© JUNGE FREIHEIT Verlag GmbH & Co. www.jungefreiheit.de 02/19 / 04. Januar 2019

Gassigehen für Menschen
USA: In Los Angeles vermittelt ein Anbieter professionelle Spaziergänger
Boris T. Kaiser

In der hierzulande beliebten US-amerikanischen Serie „King of Queens“ kommt der Kurierfahrer Doug Heffernan eines Tages auf die glorreiche Idee, eine Hundesitterin zu engagieren, die mit seinem Schwiegervater Arthur  regelmäßig „Gassi geht“. Der schrullige ältere Herr wohnt nämlich im Haus des Ehepaars und Doug hofft, dank der bezahlten Spaziergänge etwas mehr intime Freizeit mit seiner Ehefrau verbringen zu können. 

Aus der skurrilen Idee erwächst im Laufe der Folge allerlei unterhaltsame Situationskomik und so manch gesellschaftssatirische Spitze in bezug auf Generationenkonflikte und das familiäre Zusammenleben im postindustriellen Zeitalter einer modernen Dienstleistungsgesellschaft, die von immer stärkerer Individualisierung geprägt ist.

Inzwischen ist es über zehn Jahre her, daß die letzte Staffel der Erfolgsserie abgedreht wurde, und wie so oft im Leben hat die Realität die einstige Satire eingeholt. Der Amerikaner Chuck McCarthy bietet über seine Internetseite peoplewalker.com gemeinsame Spaziergänge für Menschen an. Auf die Idee kam der in Los Angeles lebende Mittdreißiger, als seine Mutter bei einem Spaziergang, bei dem sie alleine unterwegs war, hinfiel und sich die Hüfte brach. Der Schock darüber und der Gedanke daran, daß es auch noch weitaus schlimmer hätte kommen können, inspirierten den Mann zu seiner Geschäftsidee, die er schon wenig später in die Tat umsetzte. 

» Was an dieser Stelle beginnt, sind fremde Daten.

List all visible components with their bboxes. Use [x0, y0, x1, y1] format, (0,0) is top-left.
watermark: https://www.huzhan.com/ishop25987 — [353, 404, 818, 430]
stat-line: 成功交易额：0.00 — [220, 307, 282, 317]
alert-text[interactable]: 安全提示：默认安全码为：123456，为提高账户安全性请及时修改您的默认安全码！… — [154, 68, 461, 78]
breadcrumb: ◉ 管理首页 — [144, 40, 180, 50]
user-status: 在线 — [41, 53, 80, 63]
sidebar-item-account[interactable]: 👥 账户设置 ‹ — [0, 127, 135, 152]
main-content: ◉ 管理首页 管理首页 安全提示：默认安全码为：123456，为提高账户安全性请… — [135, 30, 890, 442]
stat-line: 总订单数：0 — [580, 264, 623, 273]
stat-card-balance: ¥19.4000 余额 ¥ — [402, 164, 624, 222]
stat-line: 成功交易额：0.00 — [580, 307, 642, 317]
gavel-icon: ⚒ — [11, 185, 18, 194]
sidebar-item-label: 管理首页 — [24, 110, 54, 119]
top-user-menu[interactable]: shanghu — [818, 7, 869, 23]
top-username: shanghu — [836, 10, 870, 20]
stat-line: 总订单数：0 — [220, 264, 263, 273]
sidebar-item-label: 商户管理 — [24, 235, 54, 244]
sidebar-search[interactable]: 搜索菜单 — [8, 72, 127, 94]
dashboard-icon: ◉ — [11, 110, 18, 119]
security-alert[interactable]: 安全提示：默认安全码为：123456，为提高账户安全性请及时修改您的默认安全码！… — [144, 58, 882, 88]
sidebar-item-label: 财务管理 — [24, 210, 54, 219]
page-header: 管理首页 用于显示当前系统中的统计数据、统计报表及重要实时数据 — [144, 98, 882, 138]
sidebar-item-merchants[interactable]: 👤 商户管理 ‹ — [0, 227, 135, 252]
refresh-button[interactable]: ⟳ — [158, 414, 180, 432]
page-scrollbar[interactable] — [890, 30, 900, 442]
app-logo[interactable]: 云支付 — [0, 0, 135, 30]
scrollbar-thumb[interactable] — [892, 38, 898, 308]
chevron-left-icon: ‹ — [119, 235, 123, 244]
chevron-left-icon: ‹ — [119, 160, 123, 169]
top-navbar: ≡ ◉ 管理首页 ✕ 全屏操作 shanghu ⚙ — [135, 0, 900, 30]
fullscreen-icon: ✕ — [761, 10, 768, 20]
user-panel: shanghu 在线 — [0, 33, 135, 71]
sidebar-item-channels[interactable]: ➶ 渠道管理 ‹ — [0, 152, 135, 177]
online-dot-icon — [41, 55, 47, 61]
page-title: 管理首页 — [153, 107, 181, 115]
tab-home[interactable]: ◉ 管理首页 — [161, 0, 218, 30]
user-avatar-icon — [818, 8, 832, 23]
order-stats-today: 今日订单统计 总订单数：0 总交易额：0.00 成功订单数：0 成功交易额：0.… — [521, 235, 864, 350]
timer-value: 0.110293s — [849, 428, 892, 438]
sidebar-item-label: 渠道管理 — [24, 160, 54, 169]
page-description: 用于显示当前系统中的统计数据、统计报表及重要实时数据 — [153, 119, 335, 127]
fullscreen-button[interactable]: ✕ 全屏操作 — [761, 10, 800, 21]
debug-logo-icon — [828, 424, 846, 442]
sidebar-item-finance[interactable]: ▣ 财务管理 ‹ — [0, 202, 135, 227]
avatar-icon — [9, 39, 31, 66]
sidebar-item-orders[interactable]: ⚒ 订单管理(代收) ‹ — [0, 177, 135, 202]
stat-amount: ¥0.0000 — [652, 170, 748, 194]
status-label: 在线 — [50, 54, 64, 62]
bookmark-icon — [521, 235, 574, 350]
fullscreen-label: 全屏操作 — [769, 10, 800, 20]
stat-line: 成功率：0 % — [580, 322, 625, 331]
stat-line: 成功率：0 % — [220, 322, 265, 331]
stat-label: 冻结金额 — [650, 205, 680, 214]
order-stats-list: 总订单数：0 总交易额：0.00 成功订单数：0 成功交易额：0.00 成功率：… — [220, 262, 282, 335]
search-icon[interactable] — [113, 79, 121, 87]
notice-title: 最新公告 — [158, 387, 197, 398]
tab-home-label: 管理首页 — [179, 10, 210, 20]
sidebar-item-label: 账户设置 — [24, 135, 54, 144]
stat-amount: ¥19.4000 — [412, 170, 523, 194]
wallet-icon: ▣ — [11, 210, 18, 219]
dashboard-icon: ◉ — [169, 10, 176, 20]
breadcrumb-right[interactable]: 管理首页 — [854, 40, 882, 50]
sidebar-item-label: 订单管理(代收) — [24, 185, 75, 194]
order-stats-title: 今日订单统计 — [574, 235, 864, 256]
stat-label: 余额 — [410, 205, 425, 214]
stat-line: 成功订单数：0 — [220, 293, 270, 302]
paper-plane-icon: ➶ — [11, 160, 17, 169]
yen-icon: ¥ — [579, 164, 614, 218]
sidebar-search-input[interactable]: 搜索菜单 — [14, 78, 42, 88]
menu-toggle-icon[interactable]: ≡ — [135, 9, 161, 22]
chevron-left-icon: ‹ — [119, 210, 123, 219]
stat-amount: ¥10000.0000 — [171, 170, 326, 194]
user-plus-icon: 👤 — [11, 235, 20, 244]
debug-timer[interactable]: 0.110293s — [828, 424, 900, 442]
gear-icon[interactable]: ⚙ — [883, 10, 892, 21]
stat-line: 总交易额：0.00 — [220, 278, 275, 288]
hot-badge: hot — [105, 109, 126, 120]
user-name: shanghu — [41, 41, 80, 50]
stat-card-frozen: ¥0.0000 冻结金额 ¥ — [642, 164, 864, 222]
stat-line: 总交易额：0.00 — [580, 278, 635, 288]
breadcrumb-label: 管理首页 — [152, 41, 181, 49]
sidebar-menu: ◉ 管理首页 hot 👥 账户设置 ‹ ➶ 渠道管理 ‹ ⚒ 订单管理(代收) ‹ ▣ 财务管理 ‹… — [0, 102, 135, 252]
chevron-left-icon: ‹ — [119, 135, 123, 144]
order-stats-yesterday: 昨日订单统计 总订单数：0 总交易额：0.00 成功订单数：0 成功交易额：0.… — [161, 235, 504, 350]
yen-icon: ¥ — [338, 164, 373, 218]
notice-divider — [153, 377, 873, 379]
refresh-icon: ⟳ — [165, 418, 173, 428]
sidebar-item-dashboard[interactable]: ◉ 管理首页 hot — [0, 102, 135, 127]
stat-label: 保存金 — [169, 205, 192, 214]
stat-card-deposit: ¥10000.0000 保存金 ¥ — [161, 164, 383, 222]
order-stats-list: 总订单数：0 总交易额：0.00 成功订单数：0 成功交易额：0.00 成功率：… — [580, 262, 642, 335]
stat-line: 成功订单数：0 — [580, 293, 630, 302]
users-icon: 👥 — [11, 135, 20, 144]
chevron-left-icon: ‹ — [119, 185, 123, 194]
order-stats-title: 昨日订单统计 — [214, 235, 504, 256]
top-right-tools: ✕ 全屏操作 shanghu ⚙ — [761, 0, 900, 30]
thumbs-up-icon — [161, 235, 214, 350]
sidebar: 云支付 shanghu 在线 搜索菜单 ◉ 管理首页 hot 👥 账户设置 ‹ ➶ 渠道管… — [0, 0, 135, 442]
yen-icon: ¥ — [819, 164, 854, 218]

Sicherlich wurde sein Elan dabei auch dadurch beflügelt, daß seine bisherige Karriere nicht von besonderem Erfolg gekrönt war. McCarthy war einer der unzähligen Schauspieler, die sich in Hollywood mehr schlecht als recht auf der ständigen Suche nach einer neuen Rolle durchs Leben schlagen. Als „The People Walker“, wie er sich heute selbst nennt, scheint er die Rolle seines Lebens gefunden zu haben. Und der Mann mit langen Haaren und dem zotteligen Vollbart ist in ihr sehr erfolgreich. So erfolgreich, daß er seinen Schauspieljob mittlerweile komplett an den Nagel gehängt hat und sich für seine Firma ein vierzigköpfiges Ensemble an professionellen Spaziergängern zusammenstellen konnte. 

Auch junge Menschen buchen den Service

20 Dollar bekommen seine Mitarbeiter für eine Schlender-Stunde. Er selbst zahlt sich 30 Dollar Stundenlohn. Die Dienstleistung des gemeinsamen Spazierengehens beinhaltet natürlich weit mehr als das bloße Vertreten der Beine an der frischen Luft. Die „People Walker“ sind sozialer Kontakt, Herd menschlicher Wärme und geistreicher Gesprächspartner. Hierbei können die Kunden aus einer reichen Palette unterschiedlicher Begleiter auswählen. Vom erfahrenen Juristen bis zur jungen Designerin ist alles dabei, was man sich an temporären Weggefährten wünschen kann. Diese Begleitung wird nicht nur von Senioren gebucht. Auch jüngere Menschen, die sich einfach nur mehr bewegen wollen, denen es bisher aber oft an der nötigen Motivation fehlte, nehmen das Angebot gerne war. 

Zudem gehören Zugezogene, die in der Stadt der Engel ersten Anschluß suchen, zu den Kunden. Vor allem für Frauen ist der Dienst interessant. Die Begleiter von McCarthys Agentur ermöglichen es ihnen, auch nach Einbruch der Dunkelheit noch mit einem sicheren Gefühl vor die Tür zu gehen. Nicht zuletzt deshalb kann durchaus erwartet werden, daß solche Angebote auch in Deutschland bald aus dem Boden sprießen werden.

Schon jetzt sind unter den Kunden einige Deutsche. Touristen, die sich über einen ortskundigen persönlichen Fremdenführer freuen. Ob die bezahlte „Hunderoute“ für Menschen der Königsweg aus der neuzeitlichen Vereinsamung der technologisierten Gesellschaft ist, bleibt zweifelhaft. Zwar bleibt es einem erspart, die letzten Meter seines Weges alleine gehen zu müssen. Zu Hause angekommen ist der Kunde allerdings wieder alleine – zumindest bis der nächste findige Anbieter einen neuartigen „Service“ für die eigenen vier Wände anbietet.